With C++11, I can do it like this instead:

MyClass(const MyClass&) = delete;
MyClass& operator=(const MyClass&) = delete;

When using the class with the deleted copy and assignment, is there a chance that a default move operator is generated? And the class is not exactly copied, but moved (which is sort of similar) after all?

So, do I have to do this to prevent default move construction and assignmnent:

MyClass(MyClass&&) = delete;
MyClass& operator=(MyClass&&) = delete;

... ?

As others already mentioned in the comments, deleted constructors was introduced in C++11. To answer your question, the following rules hold in general:

1. The two copy operations are independent.

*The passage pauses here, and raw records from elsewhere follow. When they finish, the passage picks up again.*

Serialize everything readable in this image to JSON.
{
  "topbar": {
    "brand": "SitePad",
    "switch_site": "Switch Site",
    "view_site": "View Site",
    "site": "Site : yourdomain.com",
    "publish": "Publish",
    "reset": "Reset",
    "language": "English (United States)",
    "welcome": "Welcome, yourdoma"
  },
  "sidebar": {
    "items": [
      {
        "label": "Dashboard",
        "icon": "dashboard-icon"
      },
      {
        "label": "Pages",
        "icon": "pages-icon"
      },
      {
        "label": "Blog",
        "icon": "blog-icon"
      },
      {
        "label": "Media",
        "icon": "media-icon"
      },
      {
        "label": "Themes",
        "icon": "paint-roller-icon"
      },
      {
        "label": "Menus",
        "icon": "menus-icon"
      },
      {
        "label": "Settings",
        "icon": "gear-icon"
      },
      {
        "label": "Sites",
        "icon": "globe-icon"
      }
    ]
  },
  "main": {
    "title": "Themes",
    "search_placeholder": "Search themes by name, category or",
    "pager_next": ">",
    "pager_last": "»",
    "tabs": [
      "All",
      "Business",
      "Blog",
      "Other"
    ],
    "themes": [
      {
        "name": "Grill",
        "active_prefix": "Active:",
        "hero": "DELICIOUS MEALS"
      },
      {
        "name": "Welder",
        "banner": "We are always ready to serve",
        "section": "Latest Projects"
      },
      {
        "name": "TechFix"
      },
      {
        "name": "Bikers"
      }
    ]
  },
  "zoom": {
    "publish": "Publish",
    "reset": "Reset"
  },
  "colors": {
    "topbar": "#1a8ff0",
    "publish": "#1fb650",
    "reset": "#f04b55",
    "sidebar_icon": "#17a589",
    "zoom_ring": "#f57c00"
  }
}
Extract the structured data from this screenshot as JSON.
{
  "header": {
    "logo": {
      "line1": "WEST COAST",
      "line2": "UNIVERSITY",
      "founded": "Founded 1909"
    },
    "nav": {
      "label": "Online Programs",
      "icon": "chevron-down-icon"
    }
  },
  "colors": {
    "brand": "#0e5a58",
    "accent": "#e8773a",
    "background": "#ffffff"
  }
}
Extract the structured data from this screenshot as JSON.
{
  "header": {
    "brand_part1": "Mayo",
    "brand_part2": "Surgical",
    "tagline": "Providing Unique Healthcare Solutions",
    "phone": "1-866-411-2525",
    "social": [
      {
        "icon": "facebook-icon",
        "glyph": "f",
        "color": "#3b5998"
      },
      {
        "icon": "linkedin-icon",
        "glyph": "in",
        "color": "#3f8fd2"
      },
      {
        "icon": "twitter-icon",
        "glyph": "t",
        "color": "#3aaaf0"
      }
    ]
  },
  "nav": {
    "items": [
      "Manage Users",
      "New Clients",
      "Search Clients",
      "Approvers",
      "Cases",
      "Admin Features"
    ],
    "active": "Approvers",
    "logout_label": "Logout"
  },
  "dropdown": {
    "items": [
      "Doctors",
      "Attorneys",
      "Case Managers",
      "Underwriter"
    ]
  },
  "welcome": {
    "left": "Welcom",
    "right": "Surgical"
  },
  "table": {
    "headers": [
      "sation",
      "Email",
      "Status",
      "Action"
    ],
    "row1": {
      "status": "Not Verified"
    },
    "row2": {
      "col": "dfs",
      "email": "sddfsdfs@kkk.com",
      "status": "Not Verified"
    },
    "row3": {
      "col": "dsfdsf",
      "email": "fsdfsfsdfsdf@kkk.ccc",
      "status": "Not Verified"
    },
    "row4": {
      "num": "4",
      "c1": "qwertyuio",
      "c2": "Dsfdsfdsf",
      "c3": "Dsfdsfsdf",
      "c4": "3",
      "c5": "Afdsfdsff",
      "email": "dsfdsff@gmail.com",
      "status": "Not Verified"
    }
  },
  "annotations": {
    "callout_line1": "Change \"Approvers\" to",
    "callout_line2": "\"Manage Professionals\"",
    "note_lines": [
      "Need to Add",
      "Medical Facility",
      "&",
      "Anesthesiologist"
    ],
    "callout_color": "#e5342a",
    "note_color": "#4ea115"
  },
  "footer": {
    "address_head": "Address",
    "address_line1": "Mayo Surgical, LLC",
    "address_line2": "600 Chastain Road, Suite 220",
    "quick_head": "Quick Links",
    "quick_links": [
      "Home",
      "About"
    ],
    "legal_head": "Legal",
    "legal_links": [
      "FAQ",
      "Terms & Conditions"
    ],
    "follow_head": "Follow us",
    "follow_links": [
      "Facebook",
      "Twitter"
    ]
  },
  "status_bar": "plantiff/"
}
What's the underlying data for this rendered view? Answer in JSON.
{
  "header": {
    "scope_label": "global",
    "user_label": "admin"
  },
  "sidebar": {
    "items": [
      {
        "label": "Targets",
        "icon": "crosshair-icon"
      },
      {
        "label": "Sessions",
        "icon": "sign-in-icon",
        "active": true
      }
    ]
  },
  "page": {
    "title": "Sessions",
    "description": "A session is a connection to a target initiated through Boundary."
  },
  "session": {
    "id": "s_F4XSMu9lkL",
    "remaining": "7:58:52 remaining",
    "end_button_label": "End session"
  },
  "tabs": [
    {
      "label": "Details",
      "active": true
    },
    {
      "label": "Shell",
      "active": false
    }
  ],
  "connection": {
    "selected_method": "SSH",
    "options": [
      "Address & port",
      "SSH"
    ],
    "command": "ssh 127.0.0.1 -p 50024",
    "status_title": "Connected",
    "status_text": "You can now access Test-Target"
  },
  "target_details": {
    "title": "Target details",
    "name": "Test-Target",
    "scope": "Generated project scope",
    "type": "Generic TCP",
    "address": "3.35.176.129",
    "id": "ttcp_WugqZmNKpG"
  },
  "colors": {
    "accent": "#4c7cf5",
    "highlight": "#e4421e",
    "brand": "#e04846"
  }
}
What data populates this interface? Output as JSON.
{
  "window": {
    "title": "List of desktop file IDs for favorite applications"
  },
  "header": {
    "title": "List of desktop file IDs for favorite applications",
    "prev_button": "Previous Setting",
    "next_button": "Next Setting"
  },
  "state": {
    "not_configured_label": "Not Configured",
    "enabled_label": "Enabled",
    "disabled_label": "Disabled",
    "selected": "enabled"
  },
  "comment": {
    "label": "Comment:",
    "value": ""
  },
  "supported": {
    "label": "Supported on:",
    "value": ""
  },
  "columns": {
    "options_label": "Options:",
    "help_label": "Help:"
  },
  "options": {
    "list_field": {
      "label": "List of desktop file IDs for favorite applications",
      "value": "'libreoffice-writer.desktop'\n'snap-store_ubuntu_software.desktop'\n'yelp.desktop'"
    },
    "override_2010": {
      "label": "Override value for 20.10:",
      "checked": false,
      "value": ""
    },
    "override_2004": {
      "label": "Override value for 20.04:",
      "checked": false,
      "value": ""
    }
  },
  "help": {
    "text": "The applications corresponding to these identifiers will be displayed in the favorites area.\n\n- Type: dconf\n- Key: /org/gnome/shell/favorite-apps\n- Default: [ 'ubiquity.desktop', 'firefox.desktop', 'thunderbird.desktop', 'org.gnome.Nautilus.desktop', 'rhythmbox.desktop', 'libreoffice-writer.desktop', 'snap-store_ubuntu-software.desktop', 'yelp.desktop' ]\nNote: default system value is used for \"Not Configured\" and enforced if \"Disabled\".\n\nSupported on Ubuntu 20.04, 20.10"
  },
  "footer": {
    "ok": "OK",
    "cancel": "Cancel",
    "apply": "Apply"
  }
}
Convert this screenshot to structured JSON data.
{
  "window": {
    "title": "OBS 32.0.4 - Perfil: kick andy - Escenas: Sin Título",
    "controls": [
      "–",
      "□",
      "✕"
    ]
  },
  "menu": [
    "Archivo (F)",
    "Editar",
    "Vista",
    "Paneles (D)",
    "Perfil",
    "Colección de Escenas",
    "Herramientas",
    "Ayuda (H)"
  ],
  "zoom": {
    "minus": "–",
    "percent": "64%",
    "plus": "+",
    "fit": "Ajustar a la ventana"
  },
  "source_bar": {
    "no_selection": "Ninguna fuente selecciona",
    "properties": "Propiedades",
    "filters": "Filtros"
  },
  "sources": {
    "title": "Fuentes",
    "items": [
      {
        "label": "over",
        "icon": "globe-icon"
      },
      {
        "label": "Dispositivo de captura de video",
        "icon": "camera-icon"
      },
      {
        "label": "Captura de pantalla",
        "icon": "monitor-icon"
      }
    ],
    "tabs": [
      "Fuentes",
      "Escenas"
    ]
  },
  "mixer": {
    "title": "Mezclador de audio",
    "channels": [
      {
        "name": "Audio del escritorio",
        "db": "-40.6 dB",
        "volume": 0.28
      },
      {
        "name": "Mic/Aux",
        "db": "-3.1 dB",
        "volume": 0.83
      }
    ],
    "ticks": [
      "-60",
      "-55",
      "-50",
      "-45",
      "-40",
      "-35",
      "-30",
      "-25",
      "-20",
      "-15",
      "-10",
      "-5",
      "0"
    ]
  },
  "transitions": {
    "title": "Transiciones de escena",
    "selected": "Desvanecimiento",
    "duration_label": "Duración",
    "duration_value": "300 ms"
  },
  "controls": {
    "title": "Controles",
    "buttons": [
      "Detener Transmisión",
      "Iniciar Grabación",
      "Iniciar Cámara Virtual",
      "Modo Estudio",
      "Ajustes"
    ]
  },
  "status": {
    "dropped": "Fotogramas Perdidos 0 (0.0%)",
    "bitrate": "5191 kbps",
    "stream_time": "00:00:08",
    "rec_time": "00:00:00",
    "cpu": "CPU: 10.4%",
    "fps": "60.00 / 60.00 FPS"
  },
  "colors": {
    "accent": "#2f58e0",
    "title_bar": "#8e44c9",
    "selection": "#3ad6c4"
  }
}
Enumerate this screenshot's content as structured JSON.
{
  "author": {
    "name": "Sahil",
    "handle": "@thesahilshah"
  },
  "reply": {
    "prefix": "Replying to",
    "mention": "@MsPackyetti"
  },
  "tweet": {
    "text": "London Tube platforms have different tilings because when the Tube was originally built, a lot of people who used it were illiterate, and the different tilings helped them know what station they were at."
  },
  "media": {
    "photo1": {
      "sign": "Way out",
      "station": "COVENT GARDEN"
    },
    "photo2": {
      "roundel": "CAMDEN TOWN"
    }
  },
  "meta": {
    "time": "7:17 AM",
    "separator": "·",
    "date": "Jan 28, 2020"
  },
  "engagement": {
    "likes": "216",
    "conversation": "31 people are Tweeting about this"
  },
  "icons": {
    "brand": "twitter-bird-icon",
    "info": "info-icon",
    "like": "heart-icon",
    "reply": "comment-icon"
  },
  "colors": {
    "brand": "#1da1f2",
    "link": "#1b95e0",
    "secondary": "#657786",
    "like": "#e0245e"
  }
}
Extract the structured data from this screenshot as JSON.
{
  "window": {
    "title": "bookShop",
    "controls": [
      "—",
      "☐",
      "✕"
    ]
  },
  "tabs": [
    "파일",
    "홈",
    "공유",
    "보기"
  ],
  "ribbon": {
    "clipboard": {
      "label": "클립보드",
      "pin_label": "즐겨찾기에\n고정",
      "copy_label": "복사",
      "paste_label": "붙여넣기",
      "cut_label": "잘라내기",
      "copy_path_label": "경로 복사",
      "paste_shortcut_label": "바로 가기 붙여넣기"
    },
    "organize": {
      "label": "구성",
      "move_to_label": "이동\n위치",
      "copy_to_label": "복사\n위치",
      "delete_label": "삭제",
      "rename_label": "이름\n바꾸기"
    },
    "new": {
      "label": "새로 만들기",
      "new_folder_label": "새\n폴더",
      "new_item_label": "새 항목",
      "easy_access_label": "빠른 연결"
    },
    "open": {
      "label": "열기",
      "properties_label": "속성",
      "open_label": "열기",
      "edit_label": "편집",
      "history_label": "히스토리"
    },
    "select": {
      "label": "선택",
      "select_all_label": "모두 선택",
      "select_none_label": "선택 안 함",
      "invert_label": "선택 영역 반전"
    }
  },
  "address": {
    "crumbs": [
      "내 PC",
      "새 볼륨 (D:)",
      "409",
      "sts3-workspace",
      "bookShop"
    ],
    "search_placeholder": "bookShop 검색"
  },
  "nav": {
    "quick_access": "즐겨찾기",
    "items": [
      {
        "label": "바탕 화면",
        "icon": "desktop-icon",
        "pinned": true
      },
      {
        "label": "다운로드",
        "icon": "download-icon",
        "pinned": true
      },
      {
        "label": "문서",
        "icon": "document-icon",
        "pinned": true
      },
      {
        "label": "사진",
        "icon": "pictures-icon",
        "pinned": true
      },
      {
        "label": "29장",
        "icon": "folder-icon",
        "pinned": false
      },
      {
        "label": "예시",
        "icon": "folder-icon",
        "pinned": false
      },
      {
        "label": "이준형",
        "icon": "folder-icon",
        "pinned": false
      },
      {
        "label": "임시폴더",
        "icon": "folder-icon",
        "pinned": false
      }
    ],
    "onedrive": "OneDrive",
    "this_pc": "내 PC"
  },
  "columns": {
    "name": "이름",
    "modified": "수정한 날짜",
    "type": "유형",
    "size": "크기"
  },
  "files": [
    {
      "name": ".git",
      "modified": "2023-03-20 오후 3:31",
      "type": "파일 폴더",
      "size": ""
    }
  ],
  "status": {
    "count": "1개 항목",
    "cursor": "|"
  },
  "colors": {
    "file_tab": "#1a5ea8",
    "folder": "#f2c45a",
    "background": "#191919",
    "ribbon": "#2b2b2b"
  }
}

Declaring copy constructor does not prevent compiler to generate copy assignment and vice versa. (Same as in C++98)
2. Move operations are not independent. Declaring either one of them prevents the compiler to generate the other. (Different from copy operations.)
3. If any of the copy operations is declared, then none of the move operation will be generated. (Your case.)
4. If any of the move operation is declared, then none of the copy operation will be generated. This is the opposite rule of the previous.
5. If a destructor is declared, then none of the move operation will be generated. Copy operations are still generated for reverse compatibility with C++98.
6. Default constructor generated only when no constructor is declared. (Same as in C++98)

As requested in the comments, here are some sources (C++11 is draft N3242):

• Copy operations: § 12.8.8, § 12.8.19
• Move operations: § 12.8.10, § 12.8.21
• Default constructor: § 12.1.5

Move constructor/assignment are not generated when you declare a copy constructor.

So

MyClass(MyClass&&) = delete;
MyClass& operator=(MyClass&&) = delete;

are not required.

You can still add it to be more explicit.